In Devs, that assumed answer is simply I am me because I can choose. I have control over what I do. The blankness likely comes when the characters, and the viewer, realizes they, in fact, can’t and don’t. Of course, many of Garland’s characters never doubt their freedom. Even the ones who work on the determinism machine. They never use the machine to look into their future. “That’s something I feel happens with lots of belief sets,” Garland explains. “They are deliberately not looking too hard at their own doubts. They are saying, ‘don’t question it.’”

Garland, of course, is of the opposite attitude; blankness is productive. And in the case of Devs, Garland actually thinks that giving oneself over to determinism can be liberating. If determinism is true, its consequences aren’t just those of loss—loss of choice, loss of god. What fascinates Garland about the determinism machine is that it actually offers something: knowledge. It gives the participant full self-awareness. You’d sacrifice your belief in choice, sure. But what you gain is ammunition against dissociation: you learn why you “chose” what you chose, and so, in a sense, who you really are. Garland would take this apple in a heartbeat.

The dilemma at the heart of Devs is thus not about determinism so much as it is about knowledge. Given the power to learn the secrets of creation and yourself—given access to the determinism machine—would you peek?

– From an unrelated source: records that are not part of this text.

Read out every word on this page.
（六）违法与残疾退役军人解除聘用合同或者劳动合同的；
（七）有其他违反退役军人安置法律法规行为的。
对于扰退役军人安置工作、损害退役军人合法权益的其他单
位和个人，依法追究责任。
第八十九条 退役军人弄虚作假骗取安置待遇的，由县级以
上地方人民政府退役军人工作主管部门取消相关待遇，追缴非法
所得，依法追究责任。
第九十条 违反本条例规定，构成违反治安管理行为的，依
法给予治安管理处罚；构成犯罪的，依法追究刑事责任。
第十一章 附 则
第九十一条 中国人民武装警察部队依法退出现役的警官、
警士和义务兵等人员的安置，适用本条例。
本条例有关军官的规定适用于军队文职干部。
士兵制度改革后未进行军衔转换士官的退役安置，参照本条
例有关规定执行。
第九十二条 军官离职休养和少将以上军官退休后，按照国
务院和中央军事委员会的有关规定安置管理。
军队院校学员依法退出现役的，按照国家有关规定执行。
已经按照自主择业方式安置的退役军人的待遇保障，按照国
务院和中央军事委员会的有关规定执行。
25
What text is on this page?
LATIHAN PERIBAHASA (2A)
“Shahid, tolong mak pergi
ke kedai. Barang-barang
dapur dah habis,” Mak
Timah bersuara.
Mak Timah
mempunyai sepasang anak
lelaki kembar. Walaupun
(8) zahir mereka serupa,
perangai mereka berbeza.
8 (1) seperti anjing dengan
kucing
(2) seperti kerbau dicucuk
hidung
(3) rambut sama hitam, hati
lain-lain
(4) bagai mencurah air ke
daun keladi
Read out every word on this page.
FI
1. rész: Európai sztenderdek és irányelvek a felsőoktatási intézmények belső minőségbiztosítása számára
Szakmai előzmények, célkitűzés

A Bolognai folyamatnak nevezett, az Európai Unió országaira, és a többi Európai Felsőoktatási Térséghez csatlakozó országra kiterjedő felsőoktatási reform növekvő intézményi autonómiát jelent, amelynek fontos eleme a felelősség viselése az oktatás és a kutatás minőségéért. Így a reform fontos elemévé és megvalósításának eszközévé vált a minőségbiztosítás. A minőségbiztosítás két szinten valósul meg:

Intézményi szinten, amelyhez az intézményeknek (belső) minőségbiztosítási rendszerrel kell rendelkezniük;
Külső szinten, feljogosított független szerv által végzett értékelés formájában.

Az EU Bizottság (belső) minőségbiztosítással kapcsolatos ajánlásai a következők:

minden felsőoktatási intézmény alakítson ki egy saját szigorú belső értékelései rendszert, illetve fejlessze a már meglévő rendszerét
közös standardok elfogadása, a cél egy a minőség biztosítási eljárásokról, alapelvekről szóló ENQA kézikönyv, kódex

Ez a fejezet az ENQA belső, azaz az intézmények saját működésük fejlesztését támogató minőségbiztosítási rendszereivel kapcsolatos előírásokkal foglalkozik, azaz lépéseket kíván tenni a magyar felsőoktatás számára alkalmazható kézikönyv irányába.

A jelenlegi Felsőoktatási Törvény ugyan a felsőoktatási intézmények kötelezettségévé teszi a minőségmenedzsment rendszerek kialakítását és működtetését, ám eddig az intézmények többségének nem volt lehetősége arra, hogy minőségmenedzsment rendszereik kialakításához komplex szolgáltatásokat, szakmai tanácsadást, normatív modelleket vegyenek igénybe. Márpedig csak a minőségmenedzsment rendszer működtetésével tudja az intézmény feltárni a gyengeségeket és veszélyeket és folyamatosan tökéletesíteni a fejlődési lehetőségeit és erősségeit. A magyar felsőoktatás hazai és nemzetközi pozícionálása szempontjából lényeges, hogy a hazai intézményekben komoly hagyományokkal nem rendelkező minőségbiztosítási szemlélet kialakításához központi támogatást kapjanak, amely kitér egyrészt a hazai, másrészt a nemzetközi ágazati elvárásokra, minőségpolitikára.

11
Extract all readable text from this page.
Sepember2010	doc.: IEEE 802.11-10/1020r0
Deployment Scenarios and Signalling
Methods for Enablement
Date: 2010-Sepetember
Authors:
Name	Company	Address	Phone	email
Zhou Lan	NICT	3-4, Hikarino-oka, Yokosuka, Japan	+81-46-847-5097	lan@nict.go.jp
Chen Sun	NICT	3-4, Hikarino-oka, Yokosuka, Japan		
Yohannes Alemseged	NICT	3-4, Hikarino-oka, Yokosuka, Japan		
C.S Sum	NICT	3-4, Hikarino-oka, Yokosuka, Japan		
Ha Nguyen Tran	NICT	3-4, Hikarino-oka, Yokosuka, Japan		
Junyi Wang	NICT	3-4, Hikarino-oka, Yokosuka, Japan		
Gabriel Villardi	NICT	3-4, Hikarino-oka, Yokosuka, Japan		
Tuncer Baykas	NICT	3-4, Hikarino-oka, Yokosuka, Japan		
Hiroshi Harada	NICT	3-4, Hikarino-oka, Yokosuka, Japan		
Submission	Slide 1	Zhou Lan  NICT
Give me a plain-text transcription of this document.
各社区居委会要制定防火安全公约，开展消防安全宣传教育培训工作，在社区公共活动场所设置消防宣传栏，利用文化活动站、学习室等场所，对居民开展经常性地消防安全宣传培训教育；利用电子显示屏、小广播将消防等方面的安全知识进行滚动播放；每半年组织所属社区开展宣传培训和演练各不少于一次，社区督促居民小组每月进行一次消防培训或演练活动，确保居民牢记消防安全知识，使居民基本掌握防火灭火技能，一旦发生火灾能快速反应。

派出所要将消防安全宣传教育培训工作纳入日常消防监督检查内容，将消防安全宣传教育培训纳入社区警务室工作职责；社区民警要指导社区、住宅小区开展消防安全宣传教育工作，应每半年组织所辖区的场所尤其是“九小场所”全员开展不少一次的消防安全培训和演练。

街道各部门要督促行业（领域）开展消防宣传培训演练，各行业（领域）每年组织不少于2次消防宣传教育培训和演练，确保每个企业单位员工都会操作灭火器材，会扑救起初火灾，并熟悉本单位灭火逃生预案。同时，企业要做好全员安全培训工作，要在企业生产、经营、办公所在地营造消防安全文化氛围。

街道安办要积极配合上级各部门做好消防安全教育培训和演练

“It would be almost impossible to not look,” Garland says. “You'd end up feeling ashamed of yourself for not being brave enough.” In a sense, we owe it to ourselves. No bullshit.

Seeing our choices for what they are, however, doesn’t somehow diminish us. Perhaps “impotence” is the wrong word then. While Garland’s films and novels pose and then challenge features of identity, they never feel mean-spirited or reductionist. Blank or disarming as they may be, there’s a small celebration in the individual. That she can’t quite be replicated without some alien uncanniness. That deprived of choice, he still manages to feel (and even act) free. In the end, it is really we who move in mysterious ways. Mysterious, however, only to ourselves.